C’est un bon cru que ce Genexus, qui relève les challenges la tête haute, et permet à Fear Factory de reprendre son sceptre à pleine paume. Outre-Atlantique, les éloges pleuvent, et beaucoup crient même au chef d'oeuvre. C'est que le souffle d’inspiration est résolument là, ainsi que le contenu et sa richesse habituelle, pour former un album qui ravira à n’en point douter les fans - même s’il ne s’avère pas foncièrement révolutionnaire. Et c’est la pointe de déception que l’on aura, et le mini-grief que l’on gardera ici : la thématique et l’axe sonore de Fear Factory (bien que clairement définis et tracés) offriraient pourtant des possibilités d’exploration très vastes ; de par le choix de l’usage du synthé, et les kyrielles de voix possibles, il y aurait pourtant tellement « moyen » de tenter de nouvelles choses plus excentriques à chaque fois … La grande question, c’est finalement : la démarche de Fear Factory peut-elle s’apparenter à celle d’une création comme la série Prison Break ? C’est-à-dire une œuvre qui, dans sa problématique-même, porte en elle les germes d’une existence de courte durée ? Une oeuvre prisonnière d'un concept trop fort et trop affirmé ?Car une fois Michael Scoffield sorti de prison, que reste-t-il donc à faire d'autre ?

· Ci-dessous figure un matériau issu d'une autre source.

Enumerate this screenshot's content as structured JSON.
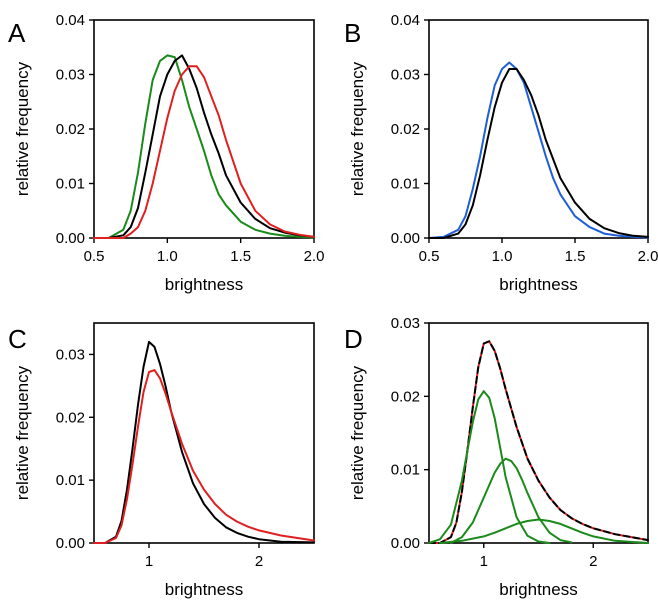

Et bien précisément : nous sommes loin d’avoir à faire au même cas de figure. Car l’usine de la peur, ça n’est pas nécessairement uniquement les machines et le futur. Cela pourrait être tellement de choses, thématiquement. Mais - et surtout - au niveau sonore. Alors pourquoi ne pas tenter l’utilisation d’instruments à cordes (violons, violoncelle par exemple) ? Il y eut bien de la contrebasse sur Obsolete … Pourquoi pas non plus pousser à fond le « délire » du gothique perpendiculaire, et introduire de vrais chants de style grégorien ? (bah quoi ? Iron Maiden l’a bien fait, sur son The X-Factor de 1995 !). Idem pour les arrangements : les éléments synthétiques sont très intéressants ici, et même si le sentiment d’oppression est correctement véhiculé, l’on ne peut s’empêcher de penser que le mur sonore manque par moments de profondeur, et que les claviers & arrangements divers ne font pas suffisamment corps avec la musique du quatuor. Comme s’il manquait la note « Saint Esprit » et extra-dimensionnelle (à la Demanufacture ou Obsolete, clairement), à la mixture.
L’on attribuera ainsi la note de 8/10 à cette nouvelle fournée car vraiment efficace, plaisante à écouter, de très bonne (remanu-)facture, mais … un poil prévisible, et sans parti-pris fou. Alors que le groupe pourrait se le permettre. Fear Factory, ça n’est décidément pas l’Agence Tous Risques … Même s'il faut avouer que l'on se plaira, au volant de son véhicule hybride, à écouter ce petit Genexus, à envisager de doux songes de "Sarah Connor ?", et à humer de rassurantes effluves de métal liquide.